The Canadian trial is adapted to local waters with use of four deep-water intakes roughly 25 metres beneath the ocean surface.
“The hope is that this will potentially eliminate harmful algae and sea lice from entering the system,” Thomson said. “Overall, this technology gives us a greater ability to control water quality within the system.”
An initial control group of 233,000 smolts is being reared in two open-pen nets while 495,000 smolts are in the SCCS. Cermaq plans to transfer fish from the SCCS to the net pen to test performance and effectiveness of the system.
“We are also investigating the feasibility of using this technology as smolt entry sites or nurseries,” Thomson said.

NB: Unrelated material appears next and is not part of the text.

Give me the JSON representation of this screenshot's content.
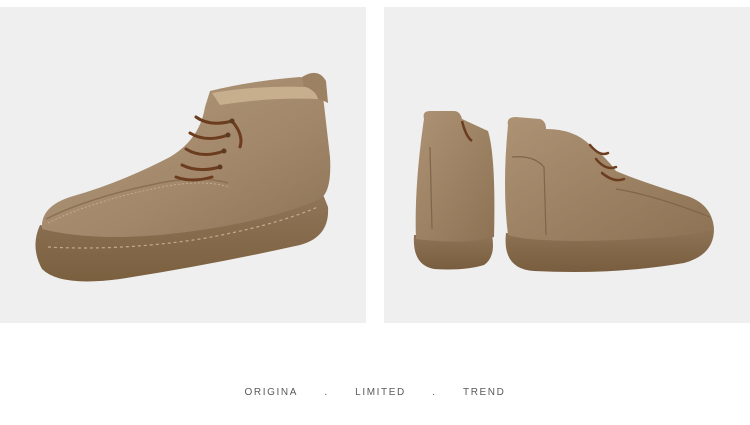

The practice of moving smolts from freshwater to sea pen can be stressful, making them more prone to health risks associated with marine environments.
“By using the SCCS as an entry site, we may be able to reduce stress and minimize exposure for smolts, helping to improve overall fish performance and welfare,” Thomson said.
Clayoquot Action questions why the federal government would subsidize the trial — 15-20 percent of the $5-million cost comes from the Clean Energy Fund — believing public funds should instead support a transition to land-based fish farming and workers along the coast who will be affected.
“This is not for wild salmon,” Lewis said.
“It all circles back to the Cohen commission recommendation No. 3,” that the federal government remove the DFO mandate to promote salmon farming, he added. “We know how DFO handled the (Atlantic) cod and they knew the science then. Their scientists were telling them then and the scientists are telling them now.”
SCCS is designed to eliminate lateral interaction between farmed and wild salmon and thereby reduce the transfer of sea lice between wild and farmed salmon, benefiting both, Cermaq says.
“We will be tracking sea lice numbers on our fish as part of the project and we see this type of technology as potentially being a useful addition to our production approaches in reducing the level of interactions between our salmon and wild salmon,” said Cermaq spokeswoman Amy Jonsson.